Mac Fleet was also savoring the moment after adding his win to the UO's long history of NCAA titles in the 1500 and mile. After finally overcoming a series of foot injuries, Fleet said he sat down with UO distance coach Andy Powell in early September last year to map out a plan to win the NCAA championship.

"We had a long talk about what we needed to do over the course of all those weeks. It was long months of dedication and really focused training . . . When I put some months (of training) together I can be dangerous."

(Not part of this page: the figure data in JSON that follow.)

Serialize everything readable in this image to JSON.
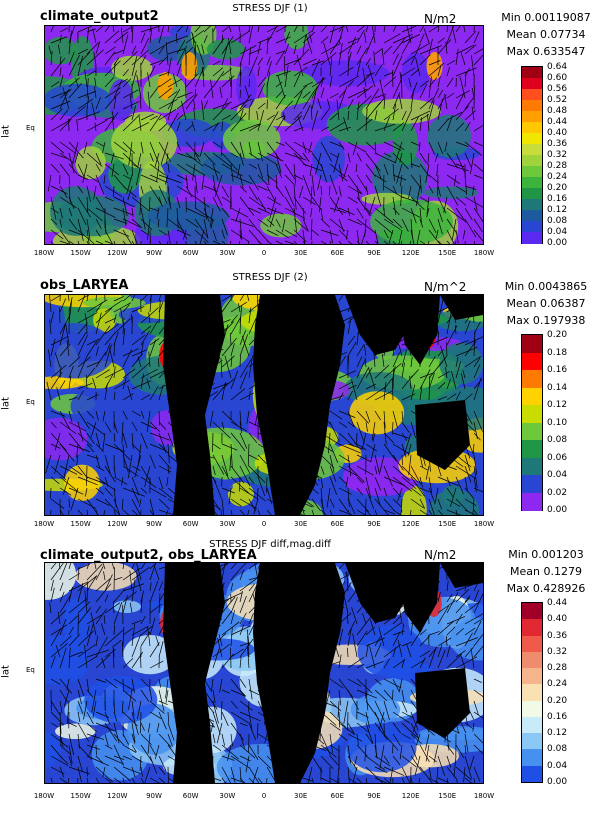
{
  "chart_data": [
    {
      "type": "heatmap",
      "left_title": "climate_output2",
      "center_title": "STRESS DJF (1)",
      "units": "N/m2",
      "stats": {
        "min": "Min 0.00119087",
        "mean": "Mean 0.07734",
        "max": "Max 0.633547"
      },
      "ylabel": "lat",
      "eq_label": "Eq",
      "x_ticks": [
        "180W",
        "150W",
        "120W",
        "90W",
        "60W",
        "30W",
        "0",
        "30E",
        "60E",
        "90E",
        "120E",
        "150E",
        "180W"
      ],
      "colorbar_labels": [
        "0.64",
        "0.60",
        "0.56",
        "0.52",
        "0.48",
        "0.44",
        "0.40",
        "0.36",
        "0.32",
        "0.28",
        "0.24",
        "0.20",
        "0.16",
        "0.12",
        "0.08",
        "0.04",
        "0.00"
      ],
      "colorbar_colors": [
        "#a00014",
        "#e0001e",
        "#ff4f1e",
        "#ff7a00",
        "#ffa000",
        "#ffc800",
        "#f0e600",
        "#c8dc3c",
        "#a0d23c",
        "#6ec83c",
        "#3cb43c",
        "#1e9646",
        "#1e7878",
        "#1e5aa0",
        "#2846d2",
        "#5a28f0"
      ],
      "background_color": "#8c28f0"
    },
    {
      "type": "heatmap",
      "left_title": "obs_LARYEA",
      "center_title": "STRESS DJF (2)",
      "units": "N/m^2",
      "stats": {
        "min": "Min 0.0043865",
        "mean": "Mean 0.06387",
        "max": "Max 0.197938"
      },
      "ylabel": "lat",
      "eq_label": "Eq",
      "x_ticks": [
        "180W",
        "150W",
        "120W",
        "90W",
        "60W",
        "30W",
        "0",
        "30E",
        "60E",
        "90E",
        "120E",
        "150E",
        "180W"
      ],
      "colorbar_labels": [
        "0.20",
        "0.18",
        "0.16",
        "0.14",
        "0.12",
        "0.10",
        "0.08",
        "0.06",
        "0.04",
        "0.02",
        "0.00"
      ],
      "colorbar_colors": [
        "#a00014",
        "#ff0000",
        "#ff7a00",
        "#ffd200",
        "#c8dc00",
        "#6ec83c",
        "#1e9646",
        "#1e7878",
        "#2846d2",
        "#8c28f0"
      ],
      "background_color": "#2846d2"
    },
    {
      "type": "heatmap",
      "left_title": "climate_output2, obs_LARYEA",
      "center_title": "STRESS DJF diff,mag.diff",
      "units": "N/m2",
      "stats": {
        "min": "Min 0.001203",
        "mean": "Mean 0.1279",
        "max": "Max 0.428926"
      },
      "ylabel": "lat",
      "eq_label": "Eq",
      "x_ticks": [
        "180W",
        "150W",
        "120W",
        "90W",
        "60W",
        "30W",
        "0",
        "30E",
        "60E",
        "90E",
        "120E",
        "150E",
        "180W"
      ],
      "colorbar_labels": [
        "0.44",
        "0.40",
        "0.36",
        "0.32",
        "0.28",
        "0.24",
        "0.20",
        "0.16",
        "0.12",
        "0.08",
        "0.04",
        "0.00"
      ],
      "colorbar_colors": [
        "#a00028",
        "#e02832",
        "#f05a4b",
        "#f08c6e",
        "#f5b48c",
        "#fae1b4",
        "#f0fae6",
        "#c8ebfa",
        "#8cc8f5",
        "#4690f0",
        "#1e50e6"
      ],
      "background_color": "#2846d2"
    }
  ]
}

Fleet also said he and Powell shared a similar career trajectory, since Powell was also injured during his college career at Stanford. Fleet believes that experience gave Powell the insight to guide him through the long months of not being able to compete or train.

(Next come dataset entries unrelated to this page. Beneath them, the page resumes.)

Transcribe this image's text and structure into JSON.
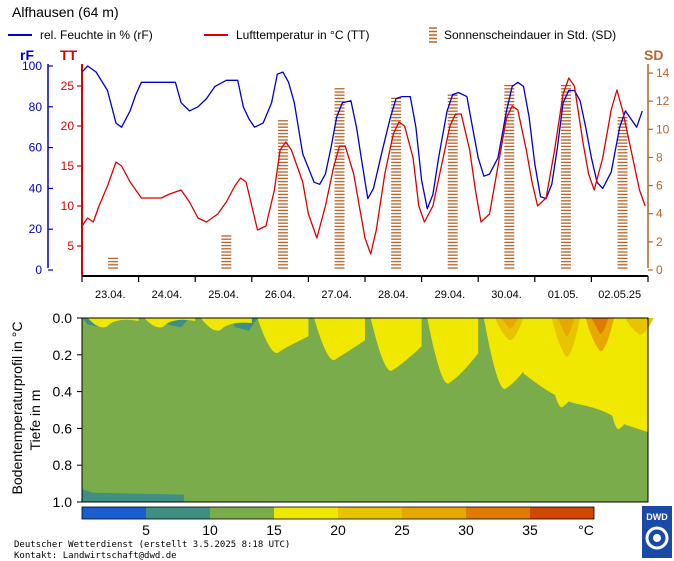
{
  "header": {
    "station": "Alfhausen (64 m)",
    "legend_rh": "rel. Feuchte in % (rF)",
    "legend_tt": "Lufttemperatur in °C (TT)",
    "legend_sd": "Sonnenscheindauer in Std. (SD)"
  },
  "colors": {
    "rh": "#0000cc",
    "tt": "#dd0000",
    "sd": "#b8642a",
    "soil_green": "#7aac4c",
    "soil_teal": "#3f8f84",
    "soil_yellow": "#f0e800",
    "soil_amber": "#e8b800",
    "soil_orange": "#e08a00"
  },
  "axes": {
    "rh_label": "rF",
    "tt_label": "TT",
    "sd_label": "SD",
    "depth_label": "Tiefe in m",
    "profile_label": "Bodentemperaturprofil in °C"
  },
  "chart_data": [
    {
      "type": "line",
      "title": "",
      "dates": [
        "23.04.",
        "24.04.",
        "25.04.",
        "26.04.",
        "27.04.",
        "28.04.",
        "29.04.",
        "30.04.",
        "01.05.",
        "02.05.25"
      ],
      "x_unit": "day index (0 = 23.04. 00:00, 10 = 03.05. 00:00)",
      "rh_axis": {
        "label": "rF",
        "min": 0,
        "max": 100,
        "ticks": [
          0,
          20,
          40,
          60,
          80,
          100
        ]
      },
      "tt_axis": {
        "label": "TT",
        "min": 2,
        "max": 27.5,
        "ticks": [
          5,
          10,
          15,
          20,
          25
        ]
      },
      "sd_axis": {
        "label": "SD",
        "min": 0,
        "max": 14.5,
        "ticks": [
          0,
          2,
          4,
          6,
          8,
          10,
          12,
          14
        ]
      },
      "series": [
        {
          "name": "rel. Feuchte in % (rF)",
          "color": "#0000cc",
          "points": [
            [
              0,
              97
            ],
            [
              0.1,
              100
            ],
            [
              0.25,
              97
            ],
            [
              0.45,
              88
            ],
            [
              0.6,
              72
            ],
            [
              0.7,
              70
            ],
            [
              0.85,
              78
            ],
            [
              0.95,
              86
            ],
            [
              1.05,
              92
            ],
            [
              1.15,
              92
            ],
            [
              1.4,
              92
            ],
            [
              1.65,
              92
            ],
            [
              1.75,
              82
            ],
            [
              1.9,
              78
            ],
            [
              2.05,
              80
            ],
            [
              2.2,
              84
            ],
            [
              2.35,
              90
            ],
            [
              2.55,
              93
            ],
            [
              2.75,
              93
            ],
            [
              2.85,
              80
            ],
            [
              2.95,
              74
            ],
            [
              3.05,
              70
            ],
            [
              3.2,
              72
            ],
            [
              3.35,
              82
            ],
            [
              3.45,
              96
            ],
            [
              3.55,
              97
            ],
            [
              3.65,
              92
            ],
            [
              3.75,
              82
            ],
            [
              3.9,
              57
            ],
            [
              4.0,
              50
            ],
            [
              4.1,
              43
            ],
            [
              4.2,
              42
            ],
            [
              4.3,
              47
            ],
            [
              4.4,
              60
            ],
            [
              4.5,
              75
            ],
            [
              4.6,
              82
            ],
            [
              4.75,
              83
            ],
            [
              4.85,
              70
            ],
            [
              4.95,
              52
            ],
            [
              5.05,
              35
            ],
            [
              5.15,
              40
            ],
            [
              5.3,
              58
            ],
            [
              5.45,
              75
            ],
            [
              5.55,
              84
            ],
            [
              5.65,
              85
            ],
            [
              5.8,
              85
            ],
            [
              5.9,
              70
            ],
            [
              6.0,
              44
            ],
            [
              6.1,
              30
            ],
            [
              6.2,
              37
            ],
            [
              6.3,
              55
            ],
            [
              6.45,
              78
            ],
            [
              6.55,
              86
            ],
            [
              6.65,
              87
            ],
            [
              6.8,
              85
            ],
            [
              6.9,
              70
            ],
            [
              7.0,
              55
            ],
            [
              7.1,
              46
            ],
            [
              7.2,
              47
            ],
            [
              7.35,
              55
            ],
            [
              7.5,
              78
            ],
            [
              7.6,
              90
            ],
            [
              7.7,
              92
            ],
            [
              7.8,
              90
            ],
            [
              7.9,
              75
            ],
            [
              8.0,
              52
            ],
            [
              8.1,
              36
            ],
            [
              8.2,
              35
            ],
            [
              8.3,
              42
            ],
            [
              8.4,
              60
            ],
            [
              8.5,
              82
            ],
            [
              8.6,
              88
            ],
            [
              8.7,
              88
            ],
            [
              8.8,
              83
            ],
            [
              8.9,
              70
            ],
            [
              9.0,
              55
            ],
            [
              9.1,
              43
            ],
            [
              9.2,
              40
            ],
            [
              9.35,
              48
            ],
            [
              9.5,
              70
            ],
            [
              9.6,
              78
            ],
            [
              9.7,
              74
            ],
            [
              9.8,
              70
            ],
            [
              9.9,
              78
            ]
          ]
        },
        {
          "name": "Lufttemperatur in °C (TT)",
          "color": "#dd0000",
          "points": [
            [
              0,
              7.5
            ],
            [
              0.1,
              8.5
            ],
            [
              0.2,
              8
            ],
            [
              0.3,
              10
            ],
            [
              0.45,
              12.5
            ],
            [
              0.6,
              15.5
            ],
            [
              0.7,
              15
            ],
            [
              0.85,
              13
            ],
            [
              0.95,
              12
            ],
            [
              1.05,
              11
            ],
            [
              1.2,
              11
            ],
            [
              1.4,
              11
            ],
            [
              1.55,
              11.5
            ],
            [
              1.75,
              12
            ],
            [
              1.9,
              10.5
            ],
            [
              2.05,
              8.5
            ],
            [
              2.2,
              8
            ],
            [
              2.4,
              9
            ],
            [
              2.55,
              10.5
            ],
            [
              2.7,
              12.5
            ],
            [
              2.8,
              13.5
            ],
            [
              2.9,
              13
            ],
            [
              3.0,
              10
            ],
            [
              3.1,
              7
            ],
            [
              3.25,
              7.5
            ],
            [
              3.4,
              12
            ],
            [
              3.5,
              17
            ],
            [
              3.6,
              18
            ],
            [
              3.7,
              17
            ],
            [
              3.8,
              15
            ],
            [
              3.9,
              13
            ],
            [
              4.0,
              9
            ],
            [
              4.15,
              6
            ],
            [
              4.3,
              10
            ],
            [
              4.45,
              15
            ],
            [
              4.55,
              17.5
            ],
            [
              4.65,
              17.5
            ],
            [
              4.8,
              14
            ],
            [
              4.9,
              10
            ],
            [
              5.0,
              6
            ],
            [
              5.1,
              4
            ],
            [
              5.2,
              7
            ],
            [
              5.35,
              14
            ],
            [
              5.5,
              19
            ],
            [
              5.6,
              20.5
            ],
            [
              5.7,
              20
            ],
            [
              5.85,
              16
            ],
            [
              5.95,
              10
            ],
            [
              6.05,
              8
            ],
            [
              6.2,
              10
            ],
            [
              6.35,
              15
            ],
            [
              6.5,
              20
            ],
            [
              6.6,
              21.5
            ],
            [
              6.7,
              21.5
            ],
            [
              6.85,
              17
            ],
            [
              6.95,
              12
            ],
            [
              7.05,
              8
            ],
            [
              7.2,
              9
            ],
            [
              7.35,
              15
            ],
            [
              7.5,
              21
            ],
            [
              7.6,
              22.5
            ],
            [
              7.7,
              22
            ],
            [
              7.85,
              17
            ],
            [
              7.95,
              13
            ],
            [
              8.05,
              10
            ],
            [
              8.2,
              11
            ],
            [
              8.35,
              17
            ],
            [
              8.5,
              24
            ],
            [
              8.6,
              26
            ],
            [
              8.7,
              25
            ],
            [
              8.85,
              18
            ],
            [
              8.95,
              14
            ],
            [
              9.05,
              12
            ],
            [
              9.2,
              16
            ],
            [
              9.35,
              22
            ],
            [
              9.45,
              24.5
            ],
            [
              9.55,
              22
            ],
            [
              9.7,
              17
            ],
            [
              9.85,
              12
            ],
            [
              9.95,
              10
            ]
          ]
        }
      ],
      "bars": {
        "name": "Sonnenscheindauer in Std. (SD)",
        "color": "#b8642a",
        "days": [
          0,
          1,
          2,
          3,
          4,
          5,
          6,
          7,
          8,
          9
        ],
        "values": [
          1.0,
          0.0,
          2.6,
          10.8,
          13.0,
          12.3,
          12.5,
          13.3,
          13.3,
          10.9
        ]
      }
    },
    {
      "type": "heatmap",
      "title": "",
      "ylabel": "Bodentemperaturprofil in °C / Tiefe in m",
      "depth_ticks": [
        "0.0",
        "0.2",
        "0.4",
        "0.6",
        "0.8",
        "1.0"
      ],
      "depth_range": [
        0,
        1.0
      ],
      "colorbar": {
        "unit": "°C",
        "tick_labels": [
          "5",
          "10",
          "15",
          "20",
          "25",
          "30",
          "35"
        ],
        "bins": [
          {
            "range": [
              0,
              5
            ],
            "color": "#1a5fd1"
          },
          {
            "range": [
              5,
              10
            ],
            "color": "#3f8f84"
          },
          {
            "range": [
              10,
              15
            ],
            "color": "#7aac4c"
          },
          {
            "range": [
              15,
              20
            ],
            "color": "#f0e800"
          },
          {
            "range": [
              20,
              25
            ],
            "color": "#e8c400"
          },
          {
            "range": [
              25,
              30
            ],
            "color": "#e8a800"
          },
          {
            "range": [
              30,
              35
            ],
            "color": "#e07a00"
          },
          {
            "range": [
              35,
              40
            ],
            "color": "#d04800"
          }
        ]
      },
      "warm_front_depth_by_day": [
        0.03,
        0.03,
        0.05,
        0.18,
        0.22,
        0.28,
        0.35,
        0.38,
        0.48,
        0.6
      ]
    }
  ],
  "footer": {
    "line1": "Deutscher Wetterdienst (erstellt 3.5.2025 8:18 UTC)",
    "line2": "Kontakt: Landwirtschaft@dwd.de",
    "logo": "DWD"
  }
}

"Without Andy, I don't think I am here today. He works so hard and cares so much about all his athletes. I owe a lot to him."

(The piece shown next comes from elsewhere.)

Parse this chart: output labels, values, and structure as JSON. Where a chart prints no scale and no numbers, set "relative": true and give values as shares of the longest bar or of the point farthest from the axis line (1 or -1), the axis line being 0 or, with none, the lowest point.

"We have been through a lot together," Powell acknowledged. "When things aren't going well that's when you need to spend a lot of time (with an athlete). We were able to really connect not just at practice but spending time talking about things, about life."

Notes . . . LSU senior Kimberlynn Duncan became the first three-time champion in the 200 meters. Duncan tied the fastest-ever NCAA 200 meter time of 22.04 but her time was wind-aided and won't count as a record . . . Olympian Emma Coburn of Colorado polished off a distinguished college career with another victory in the 3000 meter steeplechase. Coburn will join a number of other collegian standouts from this meet in Des Moines later this month to try to make the US world championship team . . . UO Head Coach Robert Johnson said a contingent of Ducks would also be among those headed to Des Moines in a couple of weeks. Expect English Gardner, Laura Roesler, Jordan Hasay, Phyllis Francis, Mac Fleet, Mike Berry, Elijah Greer and possibly a few others to be in that group . . . Brianna Rollins of Clemson will be a strong contender for the US team, too. Rollins set a new collegiate record of 12.39 in winning the 100 hurdles, a time that is just .06 seconds off Gail Dever's 13 year-old American record . . . Collegiate high jump record-holder Brigetta Barrett of Arizona didn't set a record, but cleared 6-04.75 to win the event by more than three inches . . . Another Arizona athlete, Lawi Lalang, won the 5000 meters on Saturday to go with his 10000 meter win on Thursday . . . Despite finishing third, UO's Sam Crouser was disappointed in his performance in the javelin, telling reporters, "I'm disappointed to say the least. I expected a little more. I'm used to the headwind more than anyone, so there's no excuses, (because) this is my home field." Crouser's best throw was 239-09, well below his season and personal bests. Texas A&M senior Sam Humphreys won the javelin with a throw of 255-09.